IJERT-Underwater passive target tracking from a stationary ied gain extended kalman filter IJERTV2IS
International Journal of Engineering Research and Technology (IJERT), 2013
https://www.ijert.org/underwater-passive-target-tracking-from-a-stationary-observer-using-modified-gain-extended-kalman-filter https://www.ijert.org/research/underwater-passive-target-tracking-from-a-stationary-observer-using-modified-gain-extended-kalman-filter-IJERTV2IS90468.pdf Target tracking in underwater ,for a stationary observer, observability is less compared to moving observer. Modified Gain Extended Kalman Filter (MGEKF) developed by Song and Speyer [2] was proven to be suitable algorithm for angles only passive target tracking applications in air. In this paper, this improved MGEKF algorithm is explored for underwater applications with some modifications. In underwater, the noise in the measurements is very high, turning rate of the platforms is low and speed of the platforms is also low when compared with the missiles in air. These characteristics of the platform are studied in detail and the algorithm is modified suitably for tracking applications in underwater. MonteCarlo simulated results for one typical scenario is presented for the purpose of explanation. From the results it is observed that this algorithm is suitable for stationary observer in underwater passive target tracking using angles only measurements
Journal of Engineering and Technology, 2016
Objectives: Modified Gain Extended Kalman Filter (MGEKF) created by Song and Speyer [1] was turned out to be appropriate calculation for points just detached target following applications in air. Methods: As of late, roughly altered increases are displayed, which are numerically steady and exact [2]. In this paper, this enhanced MGEKF calculation is investigated for submerged applications with a few changes. Results: In submerged, the commotion in the estimations is high, turning rate of the stages is low and speed of the stages is likewise low when contrasted and the rockets in air. These attributes of the stage are concentrated on in detail and the calculation is adjusted appropriately to track applications in submerged. Conclusions: Monte-Carlo analysis comes about for two run of the mill situations are introduced with the end goal of clarification. From the outcomes it is watched that this calculation is especially reasonable for this nonlinear edges just detached target following.

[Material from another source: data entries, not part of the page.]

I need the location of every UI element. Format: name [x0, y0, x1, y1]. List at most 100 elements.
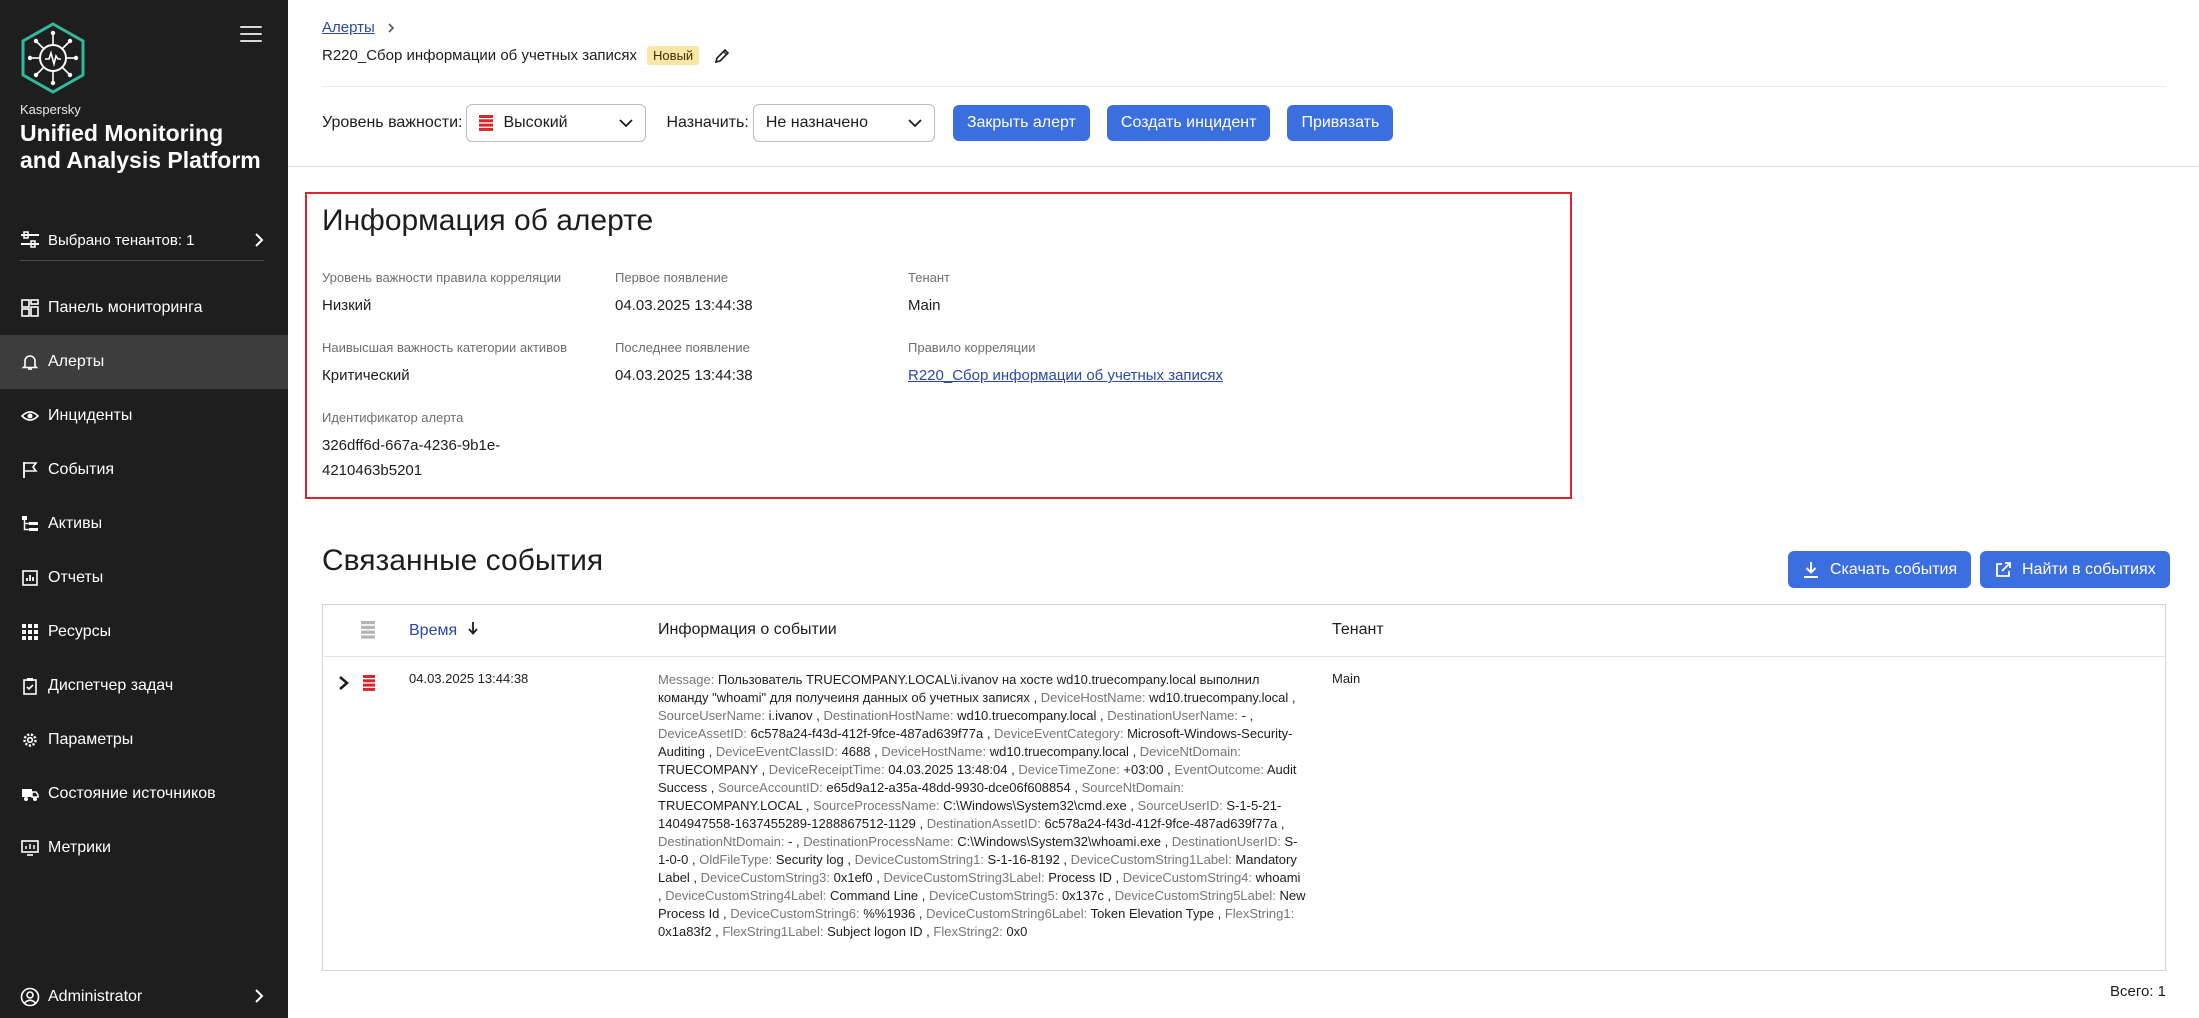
event-field-value: Security log: [775, 852, 844, 867]
pencil-icon[interactable]: [713, 47, 731, 65]
truck-icon: [20, 784, 40, 804]
brand-title: Unified Monitoring and Analysis Platform: [20, 120, 261, 173]
event-field-key: DeviceHostName:: [881, 744, 987, 759]
column-time-label: Время: [409, 622, 458, 639]
sidebar-item-dashboard[interactable]: Панель мониторинга: [0, 281, 288, 335]
sidebar-item-label: Инциденты: [48, 407, 133, 424]
grid-icon: [20, 622, 40, 642]
column-time-header[interactable]: Время: [409, 621, 478, 640]
event-field-value: %%1936: [863, 906, 916, 921]
link-button[interactable]: Привязать: [1287, 105, 1394, 141]
event-field-key: DeviceTimeZone:: [1018, 762, 1120, 777]
event-field-key: DeviceHostName:: [1040, 690, 1146, 705]
sidebar-item-assets[interactable]: Активы: [0, 497, 288, 551]
severity-select[interactable]: Высокий: [466, 104, 647, 142]
sidebar-item-label: Ресурсы: [48, 623, 112, 640]
sidebar-item-reports[interactable]: Отчеты: [0, 551, 288, 605]
sidebar-item-label: Метрики: [48, 839, 111, 856]
rule-severity-value: Низкий: [322, 297, 372, 314]
first-seen-value: 04.03.2025 13:44:38: [615, 297, 753, 314]
event-field-key: SourceProcessName:: [813, 798, 940, 813]
sidebar-item-metrics[interactable]: Метрики: [0, 821, 288, 875]
sidebar-item-label: Активы: [48, 515, 103, 532]
sidebar-item-label: Алерты: [48, 353, 105, 370]
sidebar-item-label: Отчеты: [48, 569, 104, 586]
expand-row-icon[interactable]: [337, 675, 351, 691]
alert-id-line1: 326dff6d-667a-4236-9b1e-: [322, 437, 501, 454]
main-content: Алерты R220_Сбор информации об учетных з…: [288, 0, 2199, 1018]
event-field-value: Subject logon ID: [827, 924, 923, 939]
tenant-label: Тенант: [908, 270, 950, 285]
severity-high-icon: [479, 115, 494, 131]
download-events-button[interactable]: Скачать события: [1788, 551, 1972, 588]
asset-category-value: Критический: [322, 367, 410, 384]
event-field-value: S-1-16-8192: [987, 852, 1060, 867]
chevron-right-icon: [388, 23, 395, 33]
event-field-key: DeviceCustomString3Label:: [883, 870, 1045, 885]
sidebar-item-label: Панель мониторинга: [48, 299, 203, 316]
sidebar-nav: Панель мониторинга Алерты Инциденты Собы…: [0, 281, 288, 875]
last-seen-value: 04.03.2025 13:44:38: [615, 367, 753, 384]
alert-controls: Уровень важности: Высокий Назначить: Не …: [322, 104, 1394, 142]
event-field-key: DeviceCustomString4Label:: [665, 888, 827, 903]
event-field-key: DestinationNtDomain:: [658, 834, 785, 849]
event-field-value: C:\Windows\System32\whoami.exe: [957, 834, 1161, 849]
event-field-value: Token Elevation Type: [1090, 906, 1214, 921]
column-info-header: Информация о событии: [658, 621, 837, 638]
flag-icon: [20, 460, 40, 480]
event-field-key: DeviceReceiptTime:: [768, 762, 885, 777]
event-field-value: wd10.truecompany.local: [1149, 690, 1289, 705]
severity-value: Высокий: [503, 114, 568, 131]
monitor-icon: [20, 838, 40, 858]
menu-toggle-icon[interactable]: [240, 26, 262, 44]
sidebar-item-alerts[interactable]: Алерты: [0, 335, 288, 389]
event-field-key: DestinationHostName:: [823, 708, 954, 723]
breadcrumb-alerts-link[interactable]: Алерты: [322, 19, 375, 36]
download-events-label: Скачать события: [1830, 560, 1958, 578]
sidebar-item-task-manager[interactable]: Диспетчер задач: [0, 659, 288, 713]
breadcrumb: Алерты: [322, 19, 395, 36]
tenant-selector[interactable]: Выбрано тенантов: 1: [20, 218, 264, 262]
event-field-key: DeviceCustomString1Label:: [1070, 852, 1232, 867]
find-in-events-button[interactable]: Найти в событиях: [1980, 551, 2170, 588]
event-field-key: DeviceCustomString6:: [730, 906, 860, 921]
event-field-key: DestinationProcessName:: [803, 834, 954, 849]
assignee-select[interactable]: Не назначено: [752, 104, 935, 142]
event-field-value: 0x0: [1006, 924, 1028, 939]
brand-vendor: Kaspersky: [20, 102, 81, 117]
event-field-key: SourceNtDomain:: [1081, 780, 1185, 795]
chevron-down-icon: [619, 118, 634, 127]
event-field-key: DeviceCustomString1:: [854, 852, 984, 867]
event-field-value: whoami: [1255, 870, 1301, 885]
sidebar-item-settings[interactable]: Параметры: [0, 713, 288, 767]
event-field-value: wd10.truecompany.local: [957, 708, 1097, 723]
alert-header: Алерты R220_Сбор информации об учетных з…: [288, 0, 2199, 167]
event-field-value: -: [788, 834, 793, 849]
assignee-value: Не назначено: [765, 114, 868, 131]
eye-icon: [20, 406, 40, 426]
severity-high-icon: [363, 675, 375, 691]
close-alert-button[interactable]: Закрыть алерт: [952, 105, 1090, 141]
correlation-rule-link[interactable]: R220_Сбор информации об учетных записях: [908, 367, 1223, 384]
event-field-key: DeviceCustomString5:: [929, 888, 1059, 903]
rule-severity-label: Уровень важности правила корреляции: [322, 270, 562, 285]
user-menu[interactable]: Administrator: [0, 976, 288, 1018]
create-incident-button[interactable]: Создать инцидент: [1106, 105, 1271, 141]
sidebar-item-resources[interactable]: Ресурсы: [0, 605, 288, 659]
sidebar-item-events[interactable]: События: [0, 443, 288, 497]
dashboard-icon: [20, 298, 40, 318]
user-name: Administrator: [48, 988, 143, 1005]
event-field-value: 6c578a24-f43d-412f-9fce-487ad639f77a: [1044, 816, 1278, 831]
report-icon: [20, 568, 40, 588]
tenant-value: Main: [908, 297, 941, 314]
alert-title-row: R220_Сбор информации об учетных записях …: [322, 46, 731, 65]
event-field-key: DeviceNtDomain:: [1139, 744, 1241, 759]
page-title: R220_Сбор информации об учетных записях: [322, 47, 638, 64]
event-field-value: 04.03.2025 13:48:04: [888, 762, 1008, 777]
sidebar-item-label: Диспетчер задач: [48, 677, 174, 694]
sidebar-item-source-status[interactable]: Состояние источников: [0, 767, 288, 821]
event-field-key: DeviceCustomString4:: [1122, 870, 1253, 885]
event-field-value: TRUECOMPANY.LOCAL: [658, 798, 803, 813]
event-field-value: -: [1241, 708, 1246, 723]
sidebar-item-incidents[interactable]: Инциденты: [0, 389, 288, 443]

Journal of Engineering and Technology, 2016
In our earlier work, data fusion with specific application to underwater tracking environment is explored. The target can be tracked using array bearings, while it is moving with constant velocity and maneuvering occasionally. In this paper, it is shown that if data fusion is carried out using the bearing measurements available from Towed Array (TA) along with hull mounted array‟s bearings, then tracking of a continuously moving target can be carried out easily. This algorithm is independent of ownship maneuver for the observability of the process . Song and Speyer's & Galkowski and Islam‟s modified gain algorithms are utilized with some modifications for estimation. Monte Carlo simulation is performed and results are shown for various typical geometries.